Warum besinnt man sich nicht darauf, wie früher gebaut wurde? Allergien wegen unverträglicher Baustoffe z.b. waren nicht bekannt. Woher auch, wurden ausschließlich natürliche Materialien verwendet. Und dass diese Materialien haltbar waren und sind, davon zeugen noch etliche historische Bauwerke.

Ein Spezialist auf dem Gebiet der stilgerechten Restauration und im Neubau mit den Materialien und Techniken früherer Zeit ist die Firma Limestone-Kalkbaustoffe in Schwebenried im Landkreis Main-Spessart.

Die Wurzeln dieser Firma liegen in der Familie, wo mittlerweile eine jahrzehntelange Erfahrung mit Kalkbaustoffen liegt.

In der Zeit haben wir auch die heute auf dem Bau üblichen Techniken und Materialien und deren häufig negativen Auswirkungen sowohl auf den Menschen, als auch auf die Bausubstanz alter und neuer Bauwerke kennensgelernt. Aus dieser Erkenntnis heraus haben wir uns darauf spezialisiert, Materialien zu entwickeln und zu vertreiben, wie sie früher angewandt wurden. Diese Art zu bauen fand bei der Denkmalpflege und Privaten Bauherren sowohl in Deutschland als auch in der Schweiz regen Anklang. Und so wurden in deren Aufträge schon etliche Schlösser und Kirchen restauriert. Aber auch für private Bauherren wurden schon mehrere Aufträge erfüllt.

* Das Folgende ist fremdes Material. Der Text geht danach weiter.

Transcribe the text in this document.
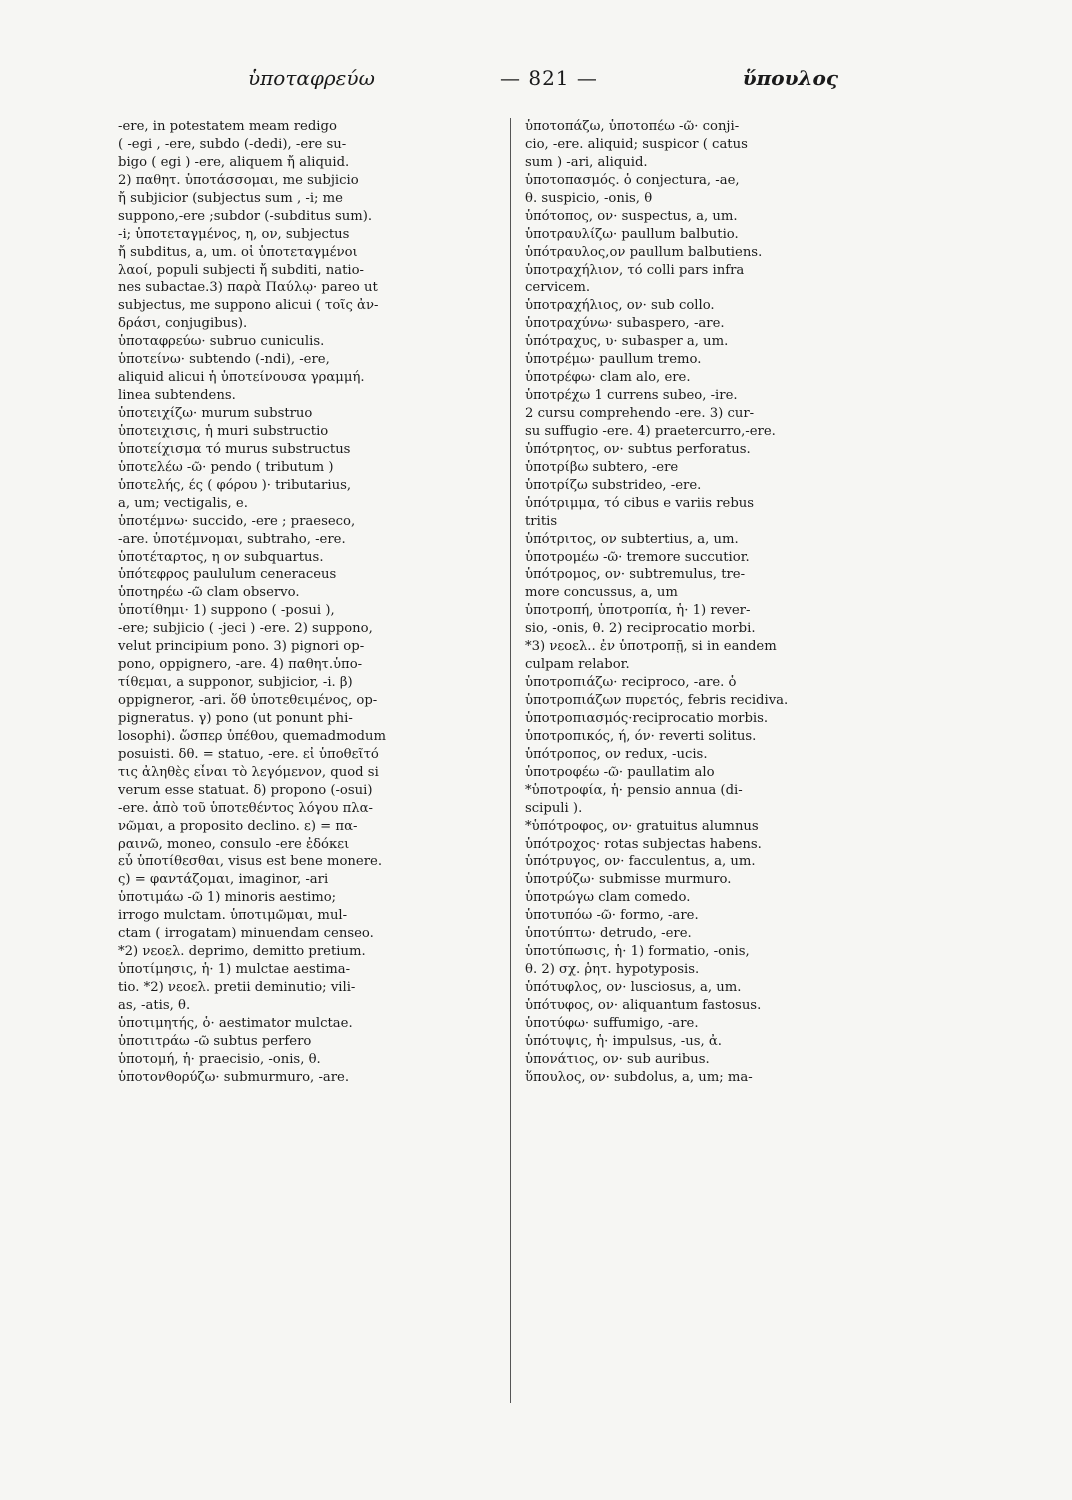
ὑποταφρεύω	— 821 —	ὕπουλος
-ere, in potestatem meam redigo
( -egi , -ere, subdo (-dedi), -ere su-
bigo ( egi ) -ere, aliquem ἤ aliquid.
2) παθητ. ὑποτάσσομαι, me subjicio
ἤ subjicior (subjectus sum , -i; me
suppono,-ere ;subdor (-subditus sum).
-i; ὑποτεταγμένος, η, ον, subjectus
ἤ subditus, a, um. οἱ ὑποτεταγμένοι
λαοί, populi subjecti ἤ subditi, natio-
nes subactae.3) παρὰ Παύλῳ· pareo ut
subjectus, me suppono alicui ( τοῖς ἀν-
δράσι, conjugibus).
ὑποταφρεύω· subruo cuniculis.
ὑποτείνω· subtendo (-ndi), -ere,
aliquid alicui ἡ ὑποτείνουσα γραμμή.
linea subtendens.
ὑποτειχίζω· murum substruo
ὑποτειχισις, ἡ muri substructio
ὑποτείχισμα τό murus substructus
ὑποτελέω -ῶ· pendo ( tributum )
ὑποτελής, ές ( φόρου )· tributarius,
a, um; vectigalis, e.
ὑποτέμνω· succido, -ere ; praeseco,
-are. ὑποτέμνομαι, subtraho, -ere.
ὑποτέταρτος, η ον subquartus.
ὑπότεφρος paululum ceneraceus
ὑποτηρέω -ῶ clam observo.
ὑποτίθημι· 1) suppono ( -posui ),
-ere; subjicio ( -jeci ) -ere. 2) suppono,
velut principium pono. 3) pignori op-
pono, oppignero, -are. 4) παθητ.ὑπο-
τίθεμαι, a supponor, subjicior, -i. β)
oppigneror, -ari. ὅθ ὑποτεθειμένος, op-
pigneratus. γ) pono (ut ponunt phi-
losophi). ὥσπερ ὑπέθου, quemadmodum
posuisti. δθ. = statuo, -ere. εἰ ὑποθεῖτό
τις ἀληθὲς εἶναι τὸ λεγόμενον, quod si
verum esse statuat. δ) propono (-osui)
-ere. ἀπὸ τοῦ ὑποτεθέντος λόγου πλα-
νῶμαι, a proposito declino. ε) = πα-
ραινῶ, moneo, consulo -ere ἐδόκει
εὖ ὑποτίθεσθαι, visus est bene monere.
ς) = φαντάζομαι, imaginor, -ari
ὑποτιμάω -ῶ 1) minoris aestimo;
irrogo mulctam. ὑποτιμῶμαι, mul-
ctam ( irrogatam) minuendam censeo.
*2) νεοελ. deprimo, demitto pretium.
ὑποτίμησις, ἡ· 1) mulctae aestima-
tio. *2) νεοελ. pretii deminutio; vili-
as, -atis, θ.
ὑποτιμητής, ὁ· aestimator mulctae.
ὑποτιτράω -ῶ subtus perfero
ὑποτομή, ἡ· praecisio, -onis, θ.
ὑποτονθορύζω· submurmuro, -are.
ὑποτοπάζω, ὑποτοπέω -ῶ· conji-
cio, -ere. aliquid; suspicor ( catus
sum ) -ari, aliquid.
ὑποτοπασμός. ὁ conjectura, -ae,
θ. suspicio, -onis, θ
ὑπότοπος, ον· suspectus, a, um.
ὑποτραυλίζω· paullum balbutio.
ὑπότραυλος,ον paullum balbutiens.
ὑποτραχήλιον, τό colli pars infra
cervicem.
ὑποτραχήλιος, ον· sub collo.
ὑποτραχύνω· subaspero, -are.
ὑπότραχυς, υ· subasper a, um.
ὑποτρέμω· paullum tremo.
ὑποτρέφω· clam alo, ere.
ὑποτρέχω 1 currens subeo, -ire.
2 cursu comprehendo -ere. 3) cur-
su suffugio -ere. 4) praetercurro,-ere.
ὑπότρητος, ον· subtus perforatus.
ὑποτρίβω subtero, -ere
ὑποτρίζω substrideo, -ere.
ὑπότριμμα, τό cibus e variis rebus
tritis
ὑπότριτος, ον subtertius, a, um.
ὑποτρομέω -ῶ· tremore succutior.
ὑπότρομος, ον· subtremulus, tre-
more concussus, a, um
ὑποτροπή, ὑποτροπία, ἡ· 1) rever-
sio, -onis, θ. 2) reciprocatio morbi.
*3) νεοελ.. ἐν ὑποτροπῇ, si in eandem
culpam relabor.
ὑποτροπιάζω· reciproco, -are. ὁ
ὑποτροπιάζων πυρετός, febris recidiva.
ὑποτροπιασμός·reciprocatio morbis.
ὑποτροπικός, ή, όν· reverti solitus.
ὑπότροπος, ον redux, -ucis.
ὑποτροφέω -ῶ· paullatim alo
*ὑποτροφία, ἡ· pensio annua (di-
scipuli ).
*ὑπότροφος, ον· gratuitus alumnus
ὑπότροχος· rotas subjectas habens.
ὑπότρυγος, ον· facculentus, a, um.
ὑποτρύζω· submisse murmuro.
ὑποτρώγω clam comedo.
ὑποτυπόω -ῶ· formo, -are.
ὑποτύπτω· detrudo, -ere.
ὑποτύπωσις, ἡ· 1) formatio, -onis,
θ. 2) σχ. ῥητ. hypotyposis.
ὑπότυφλος, ον· lusciosus, a, um.
ὑπότυφος, ον· aliquantum fastosus.
ὑποτύφω· suffumigo, -are.
ὑπότυψις, ἡ· impulsus, -us, ἀ.
ὑπονάτιος, ον· sub auribus.
ὕπουλος, ον· subdolus, a, um; ma-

Ist es einmal die Baukultur vergangener Zeit die es zu erhalten gilt, beginnt der baubiologische Aspekt in der heutigen Zeit zunehmend an Bedeutung und ist bei den verwendeten Materialien auch in jedem Fall gewährleistet.

So sollten alte Fachwerkhäuser, Kirchen, Schlösser usw. stilgerecht und nur mit natürlichen Baustoffen restauriert werden. Es sollte Wert darauf gelegt werden, altes zu erhalten und lediglich Ergänzen. Als Deckputz sollte innen wie auch außen ein reiner Kalkputz  mit anschließendem Kalkanstrich verwendet werden.

Selbstverständlich ist in den Jahren der Lebensstandart gestiegen und dem muss man, wie beim Neubau, auch bei einem Altbau Sorge tragen. So ist es üblich, ja sogar Vorschrift, Häuser heutzutage wesentlich besser zu isolieren als vor 250 Jahren. Aber auch hier gibt es eine Vielzahl von Natürlichen Alternativen, um die geforderten Isolierungswerte zu erreichen. Ebenfalls muss das alte Bauwerk hinsichtlich Heizung, sanitären Einrichtungen und elektrischer Versorgung auf heutige Verhältnisse angepasst werden.

Der ganze Aufwand, den man auf sich nehmen muss, um so ein Projekt fertig zu stellen, zahlt sich vielfach in einem gutem und vor allem gesunden Wohnklima aus. Selbstverständlich können die hier verwendeten Baustoffe auch bei einem Neubau verwendet werden. Leider halten viele Baustoffe, die heute im Handel als natürlich angepriesen werden, nicht was sie versprechen. So ist Kalk nicht gleich Kalk, Gips nicht gleich Gips und dort, wo biologisch draufsteht ist nicht immer nur biologisch drin. Jeder der ein Bauprojekt plant, sollte sich daher eingehend damit befassen, um welche Materialen es sich jeweils handelt und welche für sein Projekt jeweils die besten bzw. die geeignetsten sind. Häufig ist es dabei auch ratsam einen Fachmann, der eingehend mit der Materie vertraut ist, beizuziehen. Ein noch zu erwähnender Vorteil von natürlichen Baumaterialien liegt in ihrer Wiederverwertbarkeit, denn vieler heute verwendeten Stoffen werden uns in einigen Jahren vor sehr große Sondermüllprobleme stellen.

So sollte es nicht nur ein Trend der heutigen Zeit sein biologisch zu bauen. Wir sind es unserer und folgenden Generationen schuldig auf unsere Umwelt Rücksicht zu nehmen.

Gesundes Bauen beschränkt sich nicht darauf, gesundheitliche Risiken bei der Bearbeitung und Nutzung zu vermeiden, sondern unser Ziel ist es, den langfristigen Erhalt der natürlichen Lebensgrundlage zu sichern, im Hinblick auf ihre Nützlichkeit und für die gesamte Lebensgrundlage.

Es ist schön zu wissen, wenn wir uns ein gesundes Haus gebaut haben, dass wir dann darin wirklich atmen können, und keinerlei giftige Dämpfe belasten uns. Und wenn das Haus irgendwann abgebrochen wird, vermodert es. Und so kann sich ein natürlicher Kreislauf wieder schließen:

Wir geben der Natur das wieder zurück, was wir Ihr genommen haben!